According to two people familiar with the matter, Google has tapped financial firm Barclays to help them sell Motorola’s set top box business to interested buyers. Things are still early, but Google is hoping to sell it for as much as $2 billion. The move comes soon after Motorola laid off 20% of its workforce and closed down 30% of its 90 facilities, as a way to decrease costs and increase profitability.
This may be just another way for Google to make Motorola a lean division, that is profitable and self-sustaining. However, it comes as a bit of a surprise – when news broke out that Google is buying Motorola a year ago, people believed that Google is going to make use of Motorola’s set top boxes for its Google TV. Apparently, that won’t be the case anymore.

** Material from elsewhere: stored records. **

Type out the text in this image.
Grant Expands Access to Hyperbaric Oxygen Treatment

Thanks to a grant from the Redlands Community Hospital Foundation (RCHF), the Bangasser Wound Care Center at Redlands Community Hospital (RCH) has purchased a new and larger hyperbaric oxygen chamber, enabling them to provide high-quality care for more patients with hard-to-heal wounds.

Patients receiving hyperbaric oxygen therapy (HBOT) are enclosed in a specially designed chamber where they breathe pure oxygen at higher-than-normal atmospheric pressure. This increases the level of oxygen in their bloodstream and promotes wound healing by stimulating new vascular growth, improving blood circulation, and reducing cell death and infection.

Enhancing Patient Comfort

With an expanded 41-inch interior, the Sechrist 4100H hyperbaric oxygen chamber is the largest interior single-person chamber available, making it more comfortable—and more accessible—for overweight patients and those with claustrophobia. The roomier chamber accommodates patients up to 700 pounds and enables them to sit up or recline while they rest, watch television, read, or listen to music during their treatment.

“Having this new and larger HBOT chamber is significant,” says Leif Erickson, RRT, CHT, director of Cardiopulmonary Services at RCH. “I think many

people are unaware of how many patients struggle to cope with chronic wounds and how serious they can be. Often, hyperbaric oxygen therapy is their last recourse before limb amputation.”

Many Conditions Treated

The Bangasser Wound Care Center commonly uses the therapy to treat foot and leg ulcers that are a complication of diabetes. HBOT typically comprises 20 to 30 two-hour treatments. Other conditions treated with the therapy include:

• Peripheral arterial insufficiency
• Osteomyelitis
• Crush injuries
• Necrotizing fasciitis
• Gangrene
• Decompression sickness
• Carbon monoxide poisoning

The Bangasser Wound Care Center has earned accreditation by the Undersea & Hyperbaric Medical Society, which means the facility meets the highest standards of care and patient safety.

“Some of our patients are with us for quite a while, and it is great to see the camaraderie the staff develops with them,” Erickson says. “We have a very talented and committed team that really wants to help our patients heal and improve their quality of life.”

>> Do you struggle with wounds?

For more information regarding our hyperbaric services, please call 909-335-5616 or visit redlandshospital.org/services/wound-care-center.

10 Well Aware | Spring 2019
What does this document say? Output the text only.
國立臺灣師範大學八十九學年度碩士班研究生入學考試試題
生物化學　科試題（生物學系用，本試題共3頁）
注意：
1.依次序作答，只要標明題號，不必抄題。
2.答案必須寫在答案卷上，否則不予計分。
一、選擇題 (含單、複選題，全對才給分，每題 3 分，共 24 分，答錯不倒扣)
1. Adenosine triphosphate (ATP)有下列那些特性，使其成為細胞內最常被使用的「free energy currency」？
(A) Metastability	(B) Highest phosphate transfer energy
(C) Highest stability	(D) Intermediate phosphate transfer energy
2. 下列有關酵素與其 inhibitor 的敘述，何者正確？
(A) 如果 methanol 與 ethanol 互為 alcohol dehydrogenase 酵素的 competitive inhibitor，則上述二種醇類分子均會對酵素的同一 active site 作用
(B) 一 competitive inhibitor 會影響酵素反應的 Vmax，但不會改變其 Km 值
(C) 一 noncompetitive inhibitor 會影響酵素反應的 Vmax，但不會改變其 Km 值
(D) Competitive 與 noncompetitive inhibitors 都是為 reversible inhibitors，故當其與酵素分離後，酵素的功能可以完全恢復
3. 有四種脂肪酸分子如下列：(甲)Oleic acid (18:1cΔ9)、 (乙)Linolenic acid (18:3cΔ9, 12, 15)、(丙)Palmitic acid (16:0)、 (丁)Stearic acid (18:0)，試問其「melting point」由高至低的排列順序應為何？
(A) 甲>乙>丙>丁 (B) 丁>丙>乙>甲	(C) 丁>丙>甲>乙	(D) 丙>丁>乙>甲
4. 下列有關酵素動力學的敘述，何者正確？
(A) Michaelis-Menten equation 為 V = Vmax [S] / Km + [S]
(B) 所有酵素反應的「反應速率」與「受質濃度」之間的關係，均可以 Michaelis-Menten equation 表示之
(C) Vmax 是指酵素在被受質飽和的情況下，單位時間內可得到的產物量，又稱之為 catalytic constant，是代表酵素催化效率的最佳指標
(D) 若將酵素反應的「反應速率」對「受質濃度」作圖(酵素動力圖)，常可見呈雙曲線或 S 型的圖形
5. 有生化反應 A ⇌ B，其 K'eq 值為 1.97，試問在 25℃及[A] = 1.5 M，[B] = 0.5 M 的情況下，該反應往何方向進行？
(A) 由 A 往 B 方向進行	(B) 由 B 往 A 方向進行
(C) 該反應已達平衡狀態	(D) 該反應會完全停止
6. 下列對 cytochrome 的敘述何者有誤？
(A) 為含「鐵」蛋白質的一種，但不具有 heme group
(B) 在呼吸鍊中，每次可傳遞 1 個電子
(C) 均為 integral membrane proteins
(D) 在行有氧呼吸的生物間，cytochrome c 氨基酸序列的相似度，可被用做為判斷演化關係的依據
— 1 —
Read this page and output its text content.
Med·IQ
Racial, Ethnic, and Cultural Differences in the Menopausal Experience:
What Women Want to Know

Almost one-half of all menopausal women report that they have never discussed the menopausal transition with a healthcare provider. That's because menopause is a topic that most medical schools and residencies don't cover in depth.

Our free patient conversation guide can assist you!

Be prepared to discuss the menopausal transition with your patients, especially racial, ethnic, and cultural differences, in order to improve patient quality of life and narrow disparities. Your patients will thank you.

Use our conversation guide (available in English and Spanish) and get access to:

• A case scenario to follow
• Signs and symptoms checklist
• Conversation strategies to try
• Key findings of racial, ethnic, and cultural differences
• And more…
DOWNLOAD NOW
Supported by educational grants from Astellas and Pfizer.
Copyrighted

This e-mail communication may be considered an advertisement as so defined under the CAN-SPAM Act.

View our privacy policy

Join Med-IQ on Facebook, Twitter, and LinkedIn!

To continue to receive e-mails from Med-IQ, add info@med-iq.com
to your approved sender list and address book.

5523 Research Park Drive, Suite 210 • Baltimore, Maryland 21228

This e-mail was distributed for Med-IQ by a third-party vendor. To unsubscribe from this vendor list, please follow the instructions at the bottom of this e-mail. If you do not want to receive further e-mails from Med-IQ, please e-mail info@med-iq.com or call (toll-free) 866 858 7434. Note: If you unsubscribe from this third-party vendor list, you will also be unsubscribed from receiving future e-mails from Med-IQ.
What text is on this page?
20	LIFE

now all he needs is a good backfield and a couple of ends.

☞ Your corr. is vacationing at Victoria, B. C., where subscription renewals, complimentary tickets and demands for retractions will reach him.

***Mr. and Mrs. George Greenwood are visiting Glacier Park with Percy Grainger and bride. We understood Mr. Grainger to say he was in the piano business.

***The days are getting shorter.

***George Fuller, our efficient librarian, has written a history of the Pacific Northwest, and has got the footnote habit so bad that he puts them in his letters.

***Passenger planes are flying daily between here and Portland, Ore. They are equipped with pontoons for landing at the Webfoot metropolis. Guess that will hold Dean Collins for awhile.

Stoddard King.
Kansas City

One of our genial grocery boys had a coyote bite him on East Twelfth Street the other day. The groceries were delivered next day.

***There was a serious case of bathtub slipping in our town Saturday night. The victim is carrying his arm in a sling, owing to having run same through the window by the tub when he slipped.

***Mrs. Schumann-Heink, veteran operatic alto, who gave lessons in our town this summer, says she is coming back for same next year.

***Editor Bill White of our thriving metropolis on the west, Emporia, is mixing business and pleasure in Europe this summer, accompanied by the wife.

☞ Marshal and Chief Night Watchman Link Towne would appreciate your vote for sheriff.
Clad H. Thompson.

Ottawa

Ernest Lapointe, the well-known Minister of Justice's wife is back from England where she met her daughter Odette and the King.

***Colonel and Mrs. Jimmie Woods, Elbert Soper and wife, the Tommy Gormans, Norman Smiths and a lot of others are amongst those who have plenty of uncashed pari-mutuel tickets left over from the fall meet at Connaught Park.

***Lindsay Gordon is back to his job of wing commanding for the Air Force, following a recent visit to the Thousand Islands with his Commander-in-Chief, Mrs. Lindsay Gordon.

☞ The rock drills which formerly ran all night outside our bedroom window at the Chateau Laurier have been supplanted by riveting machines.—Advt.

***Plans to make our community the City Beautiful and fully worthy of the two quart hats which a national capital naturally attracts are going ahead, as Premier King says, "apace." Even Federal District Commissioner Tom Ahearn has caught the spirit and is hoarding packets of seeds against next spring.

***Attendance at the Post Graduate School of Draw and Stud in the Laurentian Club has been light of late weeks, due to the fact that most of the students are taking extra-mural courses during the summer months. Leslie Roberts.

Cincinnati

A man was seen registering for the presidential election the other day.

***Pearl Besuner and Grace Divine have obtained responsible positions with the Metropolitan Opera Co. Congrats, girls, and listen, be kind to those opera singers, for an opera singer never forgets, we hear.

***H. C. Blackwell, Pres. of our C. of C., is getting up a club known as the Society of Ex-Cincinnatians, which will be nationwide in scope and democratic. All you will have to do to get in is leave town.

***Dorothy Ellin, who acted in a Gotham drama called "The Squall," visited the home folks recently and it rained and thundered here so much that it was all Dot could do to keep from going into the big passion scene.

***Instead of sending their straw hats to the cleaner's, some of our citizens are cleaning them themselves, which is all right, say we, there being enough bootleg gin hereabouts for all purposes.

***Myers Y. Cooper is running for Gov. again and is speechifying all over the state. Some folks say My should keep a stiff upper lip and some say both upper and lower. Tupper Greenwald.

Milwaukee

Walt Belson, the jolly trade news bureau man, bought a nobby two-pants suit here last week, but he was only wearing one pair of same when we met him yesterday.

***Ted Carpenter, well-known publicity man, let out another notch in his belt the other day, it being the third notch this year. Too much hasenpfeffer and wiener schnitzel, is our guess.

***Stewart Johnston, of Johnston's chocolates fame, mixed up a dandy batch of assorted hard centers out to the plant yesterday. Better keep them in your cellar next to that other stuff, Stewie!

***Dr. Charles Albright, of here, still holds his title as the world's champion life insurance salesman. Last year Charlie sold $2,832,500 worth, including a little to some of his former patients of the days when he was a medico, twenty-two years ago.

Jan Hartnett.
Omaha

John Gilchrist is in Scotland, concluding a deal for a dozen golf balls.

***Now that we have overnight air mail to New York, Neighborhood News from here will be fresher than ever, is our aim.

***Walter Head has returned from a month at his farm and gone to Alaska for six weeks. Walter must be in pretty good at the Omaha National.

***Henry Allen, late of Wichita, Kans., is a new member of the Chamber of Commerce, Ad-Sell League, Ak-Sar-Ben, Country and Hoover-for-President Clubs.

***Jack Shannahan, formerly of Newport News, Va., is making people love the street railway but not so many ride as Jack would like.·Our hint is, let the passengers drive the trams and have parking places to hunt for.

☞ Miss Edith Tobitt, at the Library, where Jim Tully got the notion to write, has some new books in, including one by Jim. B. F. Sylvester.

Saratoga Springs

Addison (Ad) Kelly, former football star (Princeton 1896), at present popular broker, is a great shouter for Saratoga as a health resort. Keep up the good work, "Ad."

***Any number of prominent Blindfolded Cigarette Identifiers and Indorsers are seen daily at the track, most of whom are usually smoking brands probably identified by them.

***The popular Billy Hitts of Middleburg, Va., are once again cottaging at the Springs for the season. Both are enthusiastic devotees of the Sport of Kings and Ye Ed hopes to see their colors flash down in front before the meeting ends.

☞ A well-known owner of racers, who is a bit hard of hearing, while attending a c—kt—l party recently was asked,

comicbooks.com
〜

It would’ve made even more sense to use Motorola’s set top boxes for the Google Fiber offering, the one where Google also gives access to a lot of TV channels. But maybe Google has other plans with that. Either the company is doing it because Motorola’s set top box business wasn’t up to par with what it had in mind, and it would’ve been too hard to turn it around, or Google would rather let its partners handle the hardware side of Google TV or any other such future devices.
Initially there was a rumor that Google might sell off the handset division as well, to Huawei. But I doubt that’s going to happen anymore. I don’t think we’ll see too much of Google’s influence on Motorola’s devices this year, but all 2013 devices should have Google written all over them, so that’s certainly something to be excited about regarding the future of Motorola.